Florida's 'dirtiest' congressional race is testing the Cuban waters
Update: Shortly after this article was published, Miami’s El Nuevo Herald released exclusive comments from Guillermo Fariñas in which he says he would have said the same thing for any Cuban-American member of congress. As such, he does not consider his comments to be an official endorsement. “At no moment in the ad did I ask the public to vote for a specific candidate,” he said according to the paper. “As such, is is clear that I did not involve myself in the American electoral process.”

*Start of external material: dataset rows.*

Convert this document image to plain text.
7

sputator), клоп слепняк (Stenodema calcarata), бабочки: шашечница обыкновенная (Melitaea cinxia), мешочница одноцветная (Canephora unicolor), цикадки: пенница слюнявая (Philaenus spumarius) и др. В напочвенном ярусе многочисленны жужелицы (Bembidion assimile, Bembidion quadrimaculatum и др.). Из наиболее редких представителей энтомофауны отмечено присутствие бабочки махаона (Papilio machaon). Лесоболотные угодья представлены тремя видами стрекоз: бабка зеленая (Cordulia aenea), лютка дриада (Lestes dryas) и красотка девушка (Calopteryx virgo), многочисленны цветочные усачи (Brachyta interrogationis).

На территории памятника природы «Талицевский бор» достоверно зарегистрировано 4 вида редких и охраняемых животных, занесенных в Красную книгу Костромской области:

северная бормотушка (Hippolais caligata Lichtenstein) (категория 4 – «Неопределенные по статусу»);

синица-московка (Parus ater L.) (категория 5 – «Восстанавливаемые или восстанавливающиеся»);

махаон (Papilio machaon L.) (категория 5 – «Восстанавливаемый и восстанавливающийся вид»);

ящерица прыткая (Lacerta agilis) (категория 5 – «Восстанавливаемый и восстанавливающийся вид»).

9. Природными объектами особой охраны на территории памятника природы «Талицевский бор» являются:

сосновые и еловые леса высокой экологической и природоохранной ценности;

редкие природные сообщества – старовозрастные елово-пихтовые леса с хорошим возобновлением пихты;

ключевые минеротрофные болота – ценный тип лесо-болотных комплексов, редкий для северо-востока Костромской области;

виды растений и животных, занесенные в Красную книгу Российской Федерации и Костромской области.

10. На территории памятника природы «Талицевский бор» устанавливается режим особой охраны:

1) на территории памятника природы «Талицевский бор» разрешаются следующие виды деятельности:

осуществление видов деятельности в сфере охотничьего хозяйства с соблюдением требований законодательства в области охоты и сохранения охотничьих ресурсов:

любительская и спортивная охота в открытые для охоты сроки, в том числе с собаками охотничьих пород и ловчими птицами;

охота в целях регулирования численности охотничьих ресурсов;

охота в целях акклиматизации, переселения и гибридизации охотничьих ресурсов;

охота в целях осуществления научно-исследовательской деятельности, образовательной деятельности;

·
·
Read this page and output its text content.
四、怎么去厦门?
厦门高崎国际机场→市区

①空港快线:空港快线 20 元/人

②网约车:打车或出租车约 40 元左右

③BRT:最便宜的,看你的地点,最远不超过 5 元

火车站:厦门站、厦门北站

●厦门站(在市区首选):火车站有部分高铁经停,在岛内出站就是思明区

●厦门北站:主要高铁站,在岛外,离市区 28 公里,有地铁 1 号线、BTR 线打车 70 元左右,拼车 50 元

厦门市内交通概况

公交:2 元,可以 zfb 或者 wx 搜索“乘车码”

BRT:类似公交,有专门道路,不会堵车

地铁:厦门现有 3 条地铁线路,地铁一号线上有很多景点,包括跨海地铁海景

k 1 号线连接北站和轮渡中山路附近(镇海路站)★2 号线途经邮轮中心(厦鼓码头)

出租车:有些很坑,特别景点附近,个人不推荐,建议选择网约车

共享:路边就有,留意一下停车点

When it comes time for political campaigning, the wavy blue line that separates South Florida from Cuba is often blurred. Here’s how it usually plays out: members of the Cuban exile community argue about the minutia of the Cuban Embargo, and about how U.S. policy can affect the political situation on the island without actually engaging directly with those on the island.
The bickering, inconsequential as it might seem to outsiders, is of utmost importance in any national, state or local election, since it has the perceived ability to sway the hugely influential Cuban-American voting bloc to one side or the other.
This week, however, an unforeseen change of tactics has come into view, offering a glimpse of what the future of the Cuban policy debate might look like. For the first time ever, a prominent Castro-era Cuban dissident who still lives on the island has officially endorsed a politician in a stateside race.
Guillermo Fariñas, a dissident well known in the Cuban-American community for his international human rights awards and repeated hunger strikes in protest of the Castro regime’s policies, has lent his support to incumbent Cuban-American Democrat Joe Garcia in the fight for what some local media has labeled “Florida’s dirtiest congressional seat.”
The battle for the 26th Congressional District of Florida is currently being waged between Garcia and Miami-Dade County school board member Republican, and fellow Cuban-American, Carlos Curbelo.
“For decades, Joe Garcia has been a compatriot committed to our fight,” Fariñas says in the ad, shot in front of Miami’s Freedom Tower, the symbolic building in which generations of Cubans were processed after arrival in the U.S. Fariñas filmed the spot during a recent visit to Miami, though he is now back in Cuba.